ToolCallEvaluator(allPass: toolsAllPass, percentagePass: toolsPercentagePass)
// Also check whether the final output matches the expected answer.
Evaluator { input, subject in
guard let expected = input.expected else { return exactMatch.ignore() }
return subject.value == expected ? exactMatch.passing() : exactMatch.failing()
}
}Running the evaluation with and without the tool produces a summary row for each, so you can compare them at a glance. Here are both rows under the same test:
[Image]
For a side-by-side view, choose Compare and select a run for each side. This figure shows that adding the counting tool lifts the mean Exact Match score from 58 percent to 100 percent and brings every failing prompt up to a pass:
[Image]
For more on evaluating tool calling, see Evaluating tool-calling behavior.

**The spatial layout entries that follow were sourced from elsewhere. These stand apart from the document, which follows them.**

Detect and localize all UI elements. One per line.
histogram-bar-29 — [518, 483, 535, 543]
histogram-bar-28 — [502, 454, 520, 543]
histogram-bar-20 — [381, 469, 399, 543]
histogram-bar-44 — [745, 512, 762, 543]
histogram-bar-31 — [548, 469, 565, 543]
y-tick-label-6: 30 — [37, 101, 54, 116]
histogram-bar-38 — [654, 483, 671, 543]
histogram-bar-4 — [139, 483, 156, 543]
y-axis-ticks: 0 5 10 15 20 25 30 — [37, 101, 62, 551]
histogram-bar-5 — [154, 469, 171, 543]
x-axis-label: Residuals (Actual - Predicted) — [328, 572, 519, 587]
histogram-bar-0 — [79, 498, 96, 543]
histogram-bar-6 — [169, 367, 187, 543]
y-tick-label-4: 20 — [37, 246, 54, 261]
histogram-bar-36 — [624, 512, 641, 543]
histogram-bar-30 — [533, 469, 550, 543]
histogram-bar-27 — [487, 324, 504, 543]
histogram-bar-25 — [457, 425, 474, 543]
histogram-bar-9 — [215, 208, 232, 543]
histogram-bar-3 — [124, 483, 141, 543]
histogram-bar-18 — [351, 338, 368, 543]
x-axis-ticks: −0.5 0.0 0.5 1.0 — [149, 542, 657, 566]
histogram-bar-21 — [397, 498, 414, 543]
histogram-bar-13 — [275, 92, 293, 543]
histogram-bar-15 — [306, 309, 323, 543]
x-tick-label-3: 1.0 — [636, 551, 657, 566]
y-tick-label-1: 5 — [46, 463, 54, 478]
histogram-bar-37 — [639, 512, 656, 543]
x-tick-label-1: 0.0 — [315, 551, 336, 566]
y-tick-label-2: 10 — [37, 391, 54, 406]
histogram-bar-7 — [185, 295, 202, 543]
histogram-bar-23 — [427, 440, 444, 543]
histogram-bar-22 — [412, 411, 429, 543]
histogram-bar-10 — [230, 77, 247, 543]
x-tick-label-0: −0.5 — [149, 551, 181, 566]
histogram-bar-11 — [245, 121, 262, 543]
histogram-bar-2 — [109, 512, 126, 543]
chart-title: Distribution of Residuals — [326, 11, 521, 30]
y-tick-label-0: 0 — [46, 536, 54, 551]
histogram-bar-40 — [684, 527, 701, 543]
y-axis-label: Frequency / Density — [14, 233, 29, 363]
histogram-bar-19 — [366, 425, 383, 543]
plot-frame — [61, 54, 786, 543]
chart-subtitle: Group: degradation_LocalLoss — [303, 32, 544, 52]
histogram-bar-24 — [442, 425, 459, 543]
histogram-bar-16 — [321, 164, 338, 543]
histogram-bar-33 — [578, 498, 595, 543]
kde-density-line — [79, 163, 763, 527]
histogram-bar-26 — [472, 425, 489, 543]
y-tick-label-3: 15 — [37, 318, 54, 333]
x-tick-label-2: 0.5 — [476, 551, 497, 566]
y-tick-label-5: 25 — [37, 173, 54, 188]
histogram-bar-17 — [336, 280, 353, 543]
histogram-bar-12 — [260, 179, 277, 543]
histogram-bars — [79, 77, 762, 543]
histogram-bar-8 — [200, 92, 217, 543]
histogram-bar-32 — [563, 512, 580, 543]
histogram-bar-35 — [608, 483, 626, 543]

Evaluate subjective quality with a model as judge
Not every quality dimension has a clear-cut programmatic test. For subjective criteria such as tone, helpfulness, or fluency, use a ModelJudgeEvaluator to have a language model score responses on your behalf. Provide a rating scale and evaluation instructions, then add the model as judge to your evaluators list:
var evaluators: Evaluators {
ModelJudgeEvaluator(
"HaikuQuality",
scale: .numeric([
4: "Excellent - Perfect 5-7-5 form, strongly relevant to the topic, and uses vivid imagery that evokes emotion.",
3: "Good - Correct or near-correct form, clearly relevant, with some evocative language.",
2: "Poor - Incorrect syllable count, weak connection to topic, or lacks poetic quality.",
1: "Very poor - Not recognizable as a haiku, off-topic, or incoherent.",
]),
judge: SystemLanguageModel.default,
prompt: ModelJudgePrompt(
instructions: """
You are an expert poetry evaluator. Evaluate the quality of AI-generated haiku poems \
considering: form (traditional 5-7-5 syllable structure), relevance (clearly relates to \
the given topic), and imagery (vivid, sensory language that evokes a feeling). \
Give step-by-step explanations for your scoring.
"""
)
)
}The model as judge scores each response on a numeric scale and provides a written rationale explaining its reasoning. For a complete walkthrough of building model-as-judge configurations, including pointwise and pairwise evaluation, scored examples, and prompt customization, see Scoring with model-as-judge evaluators.